Pangkalpinang, IrroNews.com – Polda Kepulauan Bangka Belitung resmi menahan tiga orang yang diduga terlibat dalam kasus kekerasan terhadap sejumlah jurnalis di kawasan gudang PT PMM, Desa Air Anyir, Kabupaten Bangka. Penahanan dilakukan setelah penyidik mengantongi alat bukti yang dinilai cukup.
Ketiga tersangka yang diamankan masing-masing berinisial Ma (48), Sa (30), dan Ha (51). Mereka ditahan di Rumah Tahanan Polda Babel pada Minggu (8/3/2026) dini hari untuk menjalani proses hukum lebih lanjut.
Direktur Reserse Kriminal Umum Polda Babel, Kombes Pol M. Rivai Arvan, menjelaskan bahwa sebelum penetapan tersangka, para terduga pelaku terlebih dahulu dipertemukan dengan para korban guna memastikan identitas mereka.
Menurutnya, langkah penahanan dilakukan segera setelah penyidik memastikan terpenuhinya unsur pembuktian dalam perkara tersebut.
“Apabila alat bukti telah mencukupi, penyidik dapat langsung melakukan penahanan tanpa perlu menunggu waktu lama,” ujar Rivai dalam keterangannya.
Dalam perkara ini, ketiga tersangka dijerat dengan Pasal 262 Undang-Undang Nomor 1 Tahun 2023 tentang Kitab Undang-Undang Hukum Pidana (KUHP).

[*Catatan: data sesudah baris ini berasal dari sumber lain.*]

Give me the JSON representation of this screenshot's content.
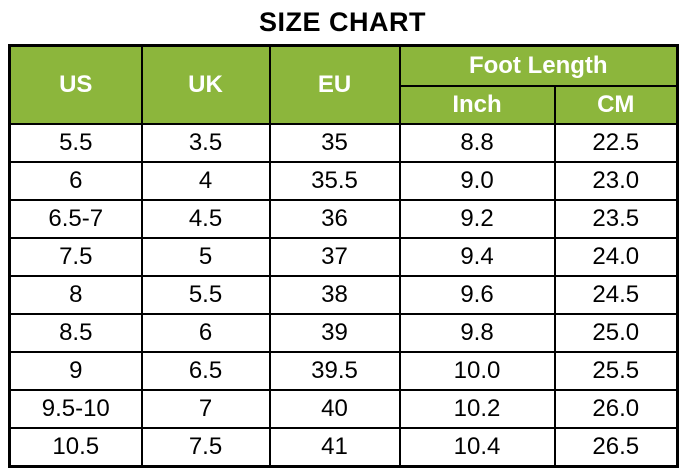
{
  "title": "SIZE CHART",
  "colors": {
    "header_bg": "#8CB63C",
    "header_text": "#FFFFFF",
    "border": "#000000",
    "cell_text": "#000000",
    "background": "#FFFFFF"
  },
  "chart_data": {
    "type": "table",
    "title": "SIZE CHART",
    "columns": [
      "US",
      "UK",
      "EU",
      "Inch",
      "CM"
    ],
    "header_group": {
      "label": "Foot Length",
      "spans": [
        "Inch",
        "CM"
      ]
    },
    "headers": {
      "us": "US",
      "uk": "UK",
      "eu": "EU",
      "foot_length": "Foot Length",
      "inch": "Inch",
      "cm": "CM"
    },
    "rows": [
      [
        "5.5",
        "3.5",
        "35",
        "8.8",
        "22.5"
      ],
      [
        "6",
        "4",
        "35.5",
        "9.0",
        "23.0"
      ],
      [
        "6.5-7",
        "4.5",
        "36",
        "9.2",
        "23.5"
      ],
      [
        "7.5",
        "5",
        "37",
        "9.4",
        "24.0"
      ],
      [
        "8",
        "5.5",
        "38",
        "9.6",
        "24.5"
      ],
      [
        "8.5",
        "6",
        "39",
        "9.8",
        "25.0"
      ],
      [
        "9",
        "6.5",
        "39.5",
        "10.0",
        "25.5"
      ],
      [
        "9.5-10",
        "7",
        "40",
        "10.2",
        "26.0"
      ],
      [
        "10.5",
        "7.5",
        "41",
        "10.4",
        "26.5"
      ]
    ]
  }
}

Pasal tersebut mengatur tentang kekerasan yang dilakukan secara bersama-sama, dengan ancaman pidana maksimal tujuh tahun penjara.
Sementara itu, Kabid Humas Polda Babel Kombes Pol Agus Sugiyarso membenarkan bahwa ketiga tersangka kini telah berada di rutan Mapolda Babel.
Ia menegaskan bahwa proses penyidikan masih terus berjalan untuk melengkapi berkas perkara sebelum dilimpahkan ke tahap berikutnya.
“Ketiganya sudah ditahan dan saat ini masih menjalani pemeriksaan lebih lanjut oleh penyidik,” kata Agus.
Agus juga menegaskan komitmen Polda Babel dalam menangani setiap laporan tindak pidana secara profesional dan transparan sesuai dengan ketentuan hukum yang berlaku.